2023-01-26 05:00:17
DESTAQUE
Não é possível aplicar por analogia as disposições acerca da pensão alimentícia, baseada na filiação e regida pelo Direito de Família, aos animais de estimação adquiridos durante união estável.
INFORMAÇÕES DO INTEIRO TEOR
Cinge-se a controvérsia a determinar a possibilidade de se aplicar, por analogia, as disposições acerca da pensão alimentícia, baseada na filiação e regida pelo Direito de Família, aos animais de estimação adquiridos durante união estável.
A discussão travada nestes autos, ao contrário daquela discutida no
leading case, julgado pela Quarta Turma do Superior Tribunal de Justiça (REsp 1.173.167/SP), diz respeito não a direitos, mas, sim, aos deveres de arcar com os custos de subsistência dos animais de estimação, adquiridos durante a união estável, após a dissolução desta.
A solução de questões que envolvem a ruptura da entidade familiar e o seu animal de estimação não pode desconsiderar o ordenamento jurídico posto - o qual, sem prejuízo de vindouro e oportuno aperfeiçoamento legislativo, não apresenta lacuna e dá respostas aceitáveis a tais demandas -, devendo, todavia, o julgador, ao aplicá-lo, tomar como indispensável balizamento o aspecto afetivo que envolve a relação das pessoas com o seu animal de estimação, além da proteção à incolumidade física e à segurança do
pet, concebido como ser dotado de sensibilidade e protegido de qualquer forma de crueldade.
A relação entre o dono e o seu animal de estimação encontra-se inserida no direito de propriedade e no direito das coisas, com o correspondente reflexo nas normas que definem o regime de bens da união estável.
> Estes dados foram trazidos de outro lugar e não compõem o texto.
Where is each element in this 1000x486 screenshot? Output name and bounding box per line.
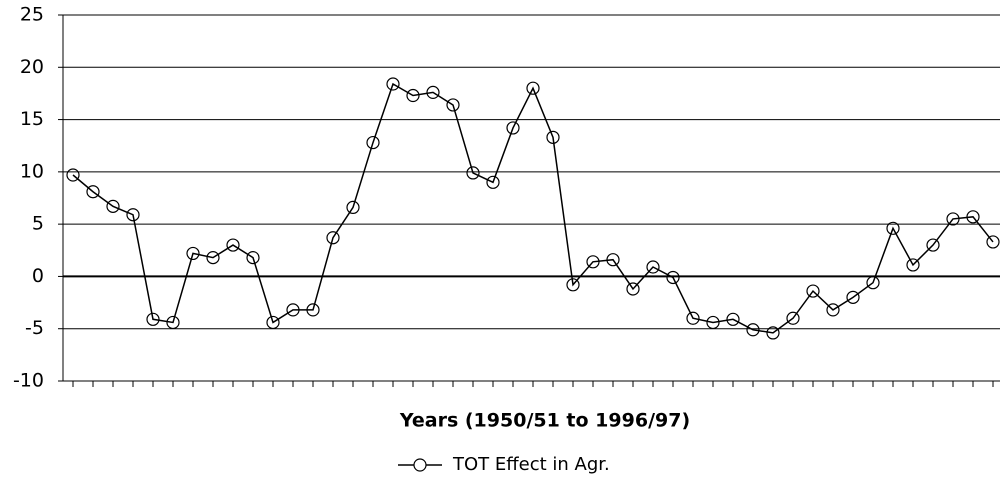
point xyxy=(686,311,700,325)
point xyxy=(646,260,660,274)
point xyxy=(746,323,760,337)
point xyxy=(986,235,1000,249)
point xyxy=(186,246,200,261)
point xyxy=(346,200,360,215)
point xyxy=(406,88,420,103)
legend-label: TOT Effect in Agr. xyxy=(452,454,610,475)
point xyxy=(366,135,380,150)
point xyxy=(586,255,600,269)
y-tick-label: 15 xyxy=(20,108,44,130)
point xyxy=(866,276,880,290)
point xyxy=(66,168,80,182)
point xyxy=(446,98,460,112)
point xyxy=(126,208,140,222)
point xyxy=(106,199,120,213)
point xyxy=(166,315,180,330)
point xyxy=(626,282,640,296)
point xyxy=(966,210,980,224)
point xyxy=(466,166,480,180)
point xyxy=(666,270,680,285)
point xyxy=(606,253,620,267)
point xyxy=(206,251,220,265)
point xyxy=(146,312,160,326)
point xyxy=(306,303,320,317)
point xyxy=(926,238,940,252)
y-tick-label: 25 xyxy=(20,4,44,26)
y-tick-label: 20 xyxy=(20,56,44,78)
point xyxy=(266,315,280,330)
y-tick-label: -10 xyxy=(13,370,44,392)
point xyxy=(726,312,740,326)
point xyxy=(826,303,840,317)
point xyxy=(226,238,240,252)
point xyxy=(906,258,920,272)
y-tick-label: 5 xyxy=(32,213,44,235)
point xyxy=(706,315,720,330)
point xyxy=(546,130,560,144)
point xyxy=(766,326,780,340)
point xyxy=(246,251,260,265)
point xyxy=(786,311,800,325)
point xyxy=(806,284,820,298)
point xyxy=(486,175,500,189)
legend-marker xyxy=(413,458,427,472)
y-tick-label: 10 xyxy=(20,160,44,182)
x-axis-label: Years (1950/51 to 1996/97) xyxy=(399,410,690,432)
y-tick-label: 0 xyxy=(32,265,44,287)
point xyxy=(946,212,960,226)
point xyxy=(526,81,540,95)
point xyxy=(886,221,900,235)
point xyxy=(286,303,300,317)
point xyxy=(86,185,100,199)
y-tick-label: -5 xyxy=(25,317,44,339)
point xyxy=(566,278,580,292)
series-line xyxy=(72,82,994,334)
point xyxy=(326,231,340,245)
point xyxy=(426,85,440,99)
point xyxy=(506,121,520,135)
point xyxy=(846,290,860,304)
point xyxy=(386,77,400,91)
A aplicação de tais regramentos, contudo, submete-se a um filtro de compatibilidade de seus termos com a natureza particular dos animais de estimação, seres que são dotados de sensibilidade, com ênfase na proteção do afeto humano para com os animais.
A aplicação de tais regramentos tem o condão justamente de preservar a relação afetiva e os cuidados estabelecidos entre a demandante e os seus animais de estimação, sem que se possa admitir a interferência, de qualquer índole ou extensão, de quem não mais é, há muito, dono dos
pets e não nutre nenhuma relação afetiva com eles.
Se, em virtude do fim da união, as partes, ainda que verbalmente ou até implicitamente, convencionarem, de comum acordo, que o animal de estimação ficará com um deles, este passará a ser seu único dono, que terá o bônus de desfrutar de sua companhia, arcando, por outro lado, sozinho, com as correlatas despesas.
Não se poderia conceber em tal hipótese - em que, extinta a união estável, com inequívoca definição a respeito de quem, doravante, passaria a ser o dono do animal de estimação -, pudesse o outro ex-companheiro, por exemplo, passado algum tempo e sem guardar nenhum vínculo de afetividade com o animal, reivindicar algum direito inerente à propriedade deste.
O fato de o animal de estimação ter sido adquirido na constância da união estável não pode representar a consolidação de um vínculo obrigacional indissolúvel entre os companheiros (com infindáveis litígios) ou entre um deles e o
pet, sendo conferido às partes promover a acomodação da titularidade dos animais de estimação, da forma como melhor lhes for conveniente. A partir do fim da união estável, os bens hauridos durante a convivência são regidos pelo correlato regime de bens que, na ausência de contrato escrito entre os companheiros, como é o caso dos autos, segue o da comunhão parcial de bens (art. 1.725 do CC).
Eventual impasse entre os companheiros sobre quem deve ficar com o animal de estimação, adquirido durante a união estável, por evidente, não poderia ser resolvido, simplesmente, por meio da determinação da venda dos
pets e posterior partilha, entre eles, da quantia levantada, como se dá usualmente com outros bens móveis, já que, como assentado, não se pode ignorar o afeto humano para com os animais de estimação, tampouco a sua natureza de ser dotado de sensibilidade.